Cream Cheese Icing Ingredients:

  • 16 oz cream cheese
  • 6 tbsp butter melted
  • 6 tbsp maple syrup
  • 2 tsp vanilla
  • 1/2 tsp blue spirulina

Other ingredients:

  • 3/4 cup almond flour
  • 2 tbsp maple syrup
  • 3/4 cup white chocolate melted
  • 16 pretzel sticks
  • natural colorants and green sprinkles optional

Instructions

  • Preheat the oven to 350F. Line a cupcake pan with 16 cupcake liners.
  • Blend together the eggs, vanilla, coconut oil, coconut cream, and honey until smooth. Add in the flour and baking powder and mix together.
  • Divide the batter evenly between the 16 cupcake liners. Bake for 20 minutes, or until a toothpick comes out clean.
  • While baking, blend together the icing ingredients.

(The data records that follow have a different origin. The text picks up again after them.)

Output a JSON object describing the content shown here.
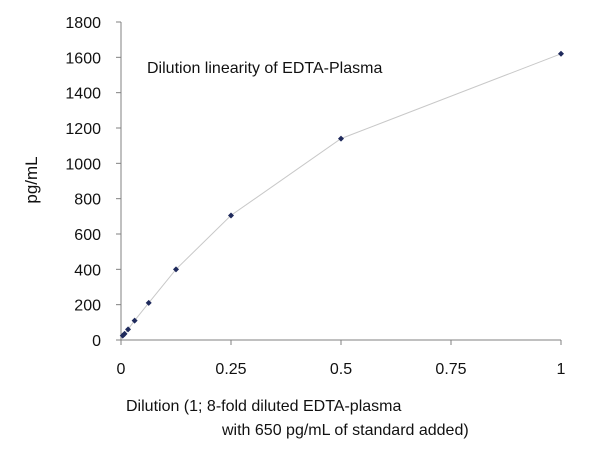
{
  "chart_data": {
    "type": "scatter",
    "title": "Dilution linearity of EDTA-Plasma",
    "xlabel_line1": "Dilution (1; 8-fold diluted EDTA-plasma",
    "xlabel_line2": "with 650 pg/mL of standard added)",
    "ylabel": "pg/mL",
    "xlim": [
      0,
      1
    ],
    "ylim": [
      0,
      1800
    ],
    "x_ticks": [
      0,
      0.25,
      0.5,
      0.75,
      1
    ],
    "x_tick_labels": [
      "0",
      "0.25",
      "0.5",
      "0.75",
      "1"
    ],
    "y_ticks": [
      0,
      200,
      400,
      600,
      800,
      1000,
      1200,
      1400,
      1600,
      1800
    ],
    "y_tick_labels": [
      "0",
      "200",
      "400",
      "600",
      "800",
      "1000",
      "1200",
      "1400",
      "1600",
      "1800"
    ],
    "grid": false,
    "connected": true,
    "series": [
      {
        "x": [
          0.004,
          0.008,
          0.016,
          0.031,
          0.063,
          0.125,
          0.25,
          0.5,
          1.0
        ],
        "y": [
          25,
          35,
          60,
          110,
          210,
          400,
          705,
          1140,
          1620
        ]
      }
    ],
    "colors": {
      "marker": "#1f2a5c",
      "line": "#c8c8c8",
      "axis": "#808080"
    }
  }
}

Mix together the almond flour and maple syrup to make the sand.
  • Dye 1/2 cup of the chocolate green and 1/4 cup other colors for the shells. Add the different colored chocolate to the shell mold and place in the refrigerator to set.
  • Line a baking sheet with parchment paper. Pipe the green icing on the top of a pretzel stick to look like palm tree leaves. Sprinkle on green sprinkles. Repeat with the other 15 pretzels and place in the fridge to set.
  • Once cool, frost the cupcakes with blue icing, add “sand” to part of the top of the cupcakes, place a chocolate shell on top of the sand, and insert the pretzel palm tree into the sand. Enjoy!